We May Have Finally Laid Eyes on The Universe's Very First Stars
In the primordial darkness, after the Big Bang, nothing drifted but a vast sea of hydrogen and helium. It wasn't until stars came along, born from crushing densities in that clumping gas, that heavier elements emerged, forged by the fusion in their powerful hearts.
Or so scientists believe. We've never actually seen those first stars, known as Population III stars. A new paper may finally change that.
In a preprint submitted to The Astrophysical Journal and uploaded to arXiv, a large international team of astronomers led by Seiji Fujimoto of the University of Texas at Austin has described what they think might be a galaxy in the early Universe rich in these elusive objects.
This galaxy, called GLIMPSE-16403, is by no means confirmed as a Population III host. But the identification of even a candidate suggests that it's only a matter of time before we finally locate the first stars in the Universe.
"This work paves a clear path for the discovery of the first Pop III galaxies," the researchers write. "Whatever the fate of the present candidates, the methods developed in this study will empower Pop III galaxy searches throughout the JWST era."
The Cosmic Dawn is what we call the era that spans the first billion or so years after the Big Bang popped the Universe into existence some 13.8 billion years ago. During this time, the cosmos came together from a hot quark-gluon plasma that filled the Universe in its first moments, forming stars and galaxies that literally swept away the darkness with their blazing light.
Those first Population III stars were a vital step towards the Universe we see around us today. Elements heavier than hydrogen and helium can only be created by extreme processes such as core fusion and nova explosions. Yet previous research has only yielded second-hand traces of these first generation stars, not the objects themselves.
Astronomers believe that this is because Population III stars may have been particularly massive, larger than any stars around in the more recent Universe. Larger stars live much, much shorter lives than smaller ones, so those first stars may have long flickered out, leaving behind only the elements they fused in their cores to be taken up by subsequent stellar generations.
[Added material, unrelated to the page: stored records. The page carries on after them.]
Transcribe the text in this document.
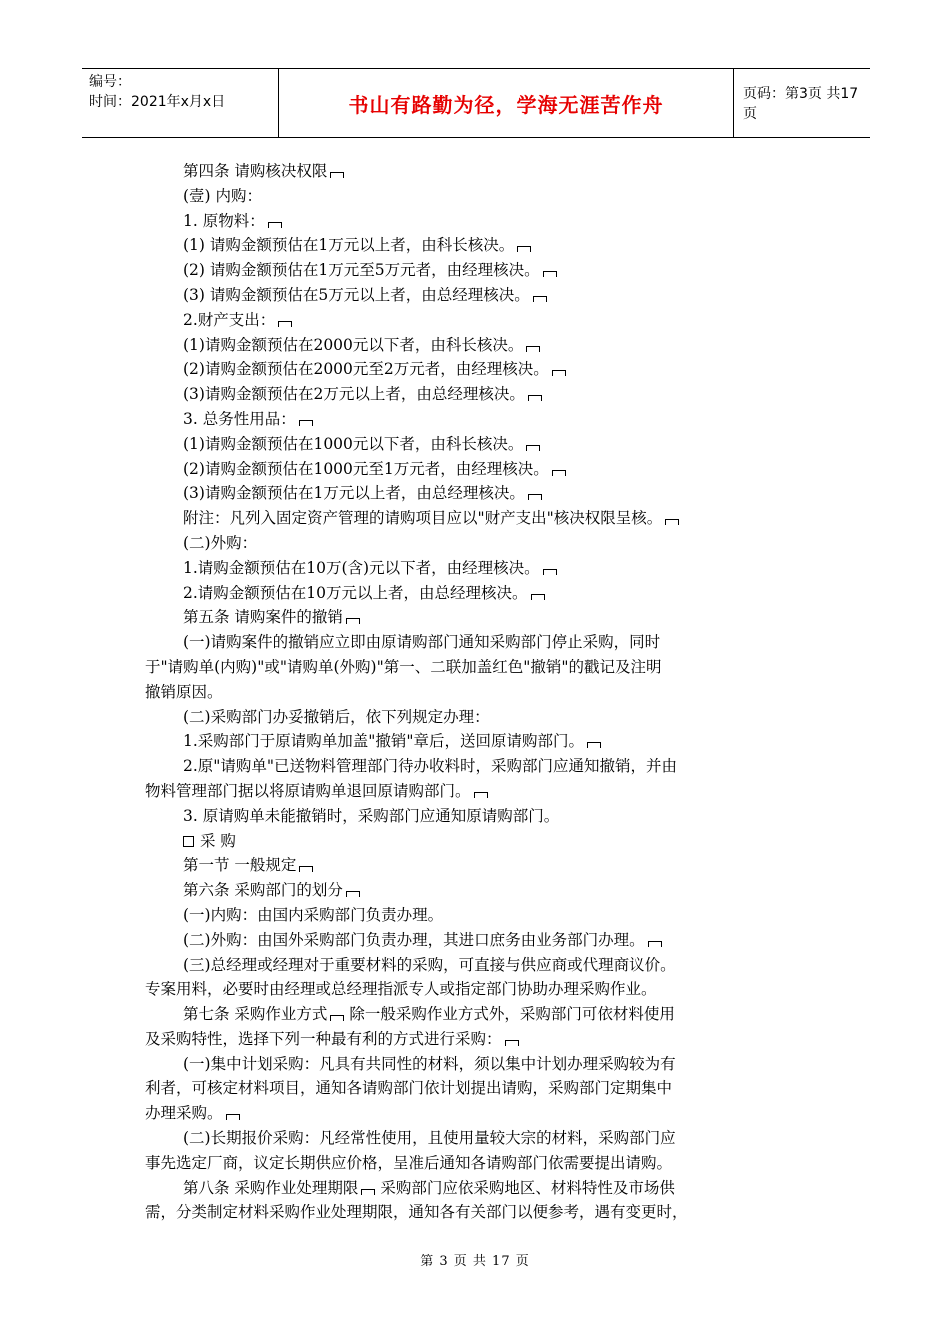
编号：
时间：2021年x月x日	书山有路勤为径，学海无涯苦作舟	页码：第3页 共17页
第四条 请购核决权限
(壹) 内购：
1. 原物料：
(1) 请购金额预估在1万元以上者，由科长核决。
(2) 请购金额预估在1万元至5万元者，由经理核决。
(3) 请购金额预估在5万元以上者，由总经理核决。
2.财产支出：
(1)请购金额预估在2000元以下者，由科长核决。
(2)请购金额预估在2000元至2万元者，由经理核决。
(3)请购金额预估在2万元以上者，由总经理核决。
3. 总务性用品：
(1)请购金额预估在1000元以下者，由科长核决。
(2)请购金额预估在1000元至1万元者，由经理核决。
(3)请购金额预估在1万元以上者，由总经理核决。
附注：凡列入固定资产管理的请购项目应以"财产支出"核决权限呈核。
(二)外购：
1.请购金额预估在10万(含)元以下者，由经理核决。
2.请购金额预估在10万元以上者，由总经理核决。
第五条 请购案件的撤销
(一)请购案件的撤销应立即由原请购部门通知采购部门停止采购，同时
于"请购单(内购)"或"请购单(外购)"第一、二联加盖红色"撤销"的戳记及注明
撤销原因。
(二)采购部门办妥撤销后，依下列规定办理：
1.采购部门于原请购单加盖"撤销"章后，送回原请购部门。
2.原"请购单"已送物料管理部门待办收料时，采购部门应通知撤销，并由
物料管理部门据以将原请购单退回原请购部门。
3. 原请购单未能撤销时，采购部门应通知原请购部门。
采 购
第一节 一般规定
第六条 采购部门的划分
(一)内购：由国内采购部门负责办理。
(二)外购：由国外采购部门负责办理，其进口庶务由业务部门办理。
(三)总经理或经理对于重要材料的采购，可直接与供应商或代理商议价。
专案用料，必要时由经理或总经理指派专人或指定部门协助办理采购作业。
第七条 采购作业方式 除一般采购作业方式外，采购部门可依材料使用
及采购特性，选择下列一种最有利的方式进行采购：
(一)集中计划采购：凡具有共同性的材料，须以集中计划办理采购较为有
利者，可核定材料项目，通知各请购部门依计划提出请购，采购部门定期集中
办理采购。
(二)长期报价采购：凡经常性使用，且使用量较大宗的材料，采购部门应
事先选定厂商，议定长期供应价格，呈准后通知各请购部门依需要提出请购。
第八条 采购作业处理期限 采购部门应依采购地区、材料特性及市场供
需，分类制定材料采购作业处理期限，通知各有关部门以便参考，遇有变更时，
第 3 页 共 17 页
Cosmologists and astronomers desperately want to see what those early stars were like. They want to find out how the lights turned on in the Cosmic Dawn, clearing the neutral hydrogen fog that rendered space opaque.
Our best shot for this is JWST, the most powerful space telescope ever built, optimized for peering farther back into the early Universe than any telescope before with its infrared-sensitive eye.
Seeing into the Cosmic Dawn is hard enough, but looking for a needle in that particular haystack is even harder. Fujimoto and his colleagues figured they could expedite the search by looking very, very closely at only small regions of the sky, looking for the chemical fingerprints of Population III stars.
The researchers focused their efforts on galaxies with powerful hydrogen and helium emission spectra, and little evidence of other elements. Their pipeline yielded two candidates. One was only tentative; but the other, GLIMPSE-16403, hanging out in the Cosmic Dawn around 825 million years after the Big Bang, met all the criteria the researchers had specified for a Population III galaxy.
This makes the galaxy the best candidate to date for finding the stars that switched on the lights in the Universe.
More work will need to be done to determine the nature of the stars in GLIMPSE-16403, which might be tricky; we'd need a detailed spectrum, and that's not easy to obtain across such vast gulfs of space-time.
Nevertheless, the discovery is an incredibly exciting one: the detection of Population III stars now feels like it's right around the next corner.
"Exactly a hundred years ago, our cosmic horizon expanded past the edges of the Milky Way for the first time, with Andromeda and Triangulum marking the boundaries of our place in the Universe," the researchers write.
"As we reflect on the profound discoveries of the last hundred years, it is intriguing to consider how those early surveyors of glass plates would view the prospect that we may soon detect the Universe's very first stars."
The team's paper has been submitted to The Astrophysical Journal, and is available on arXiv.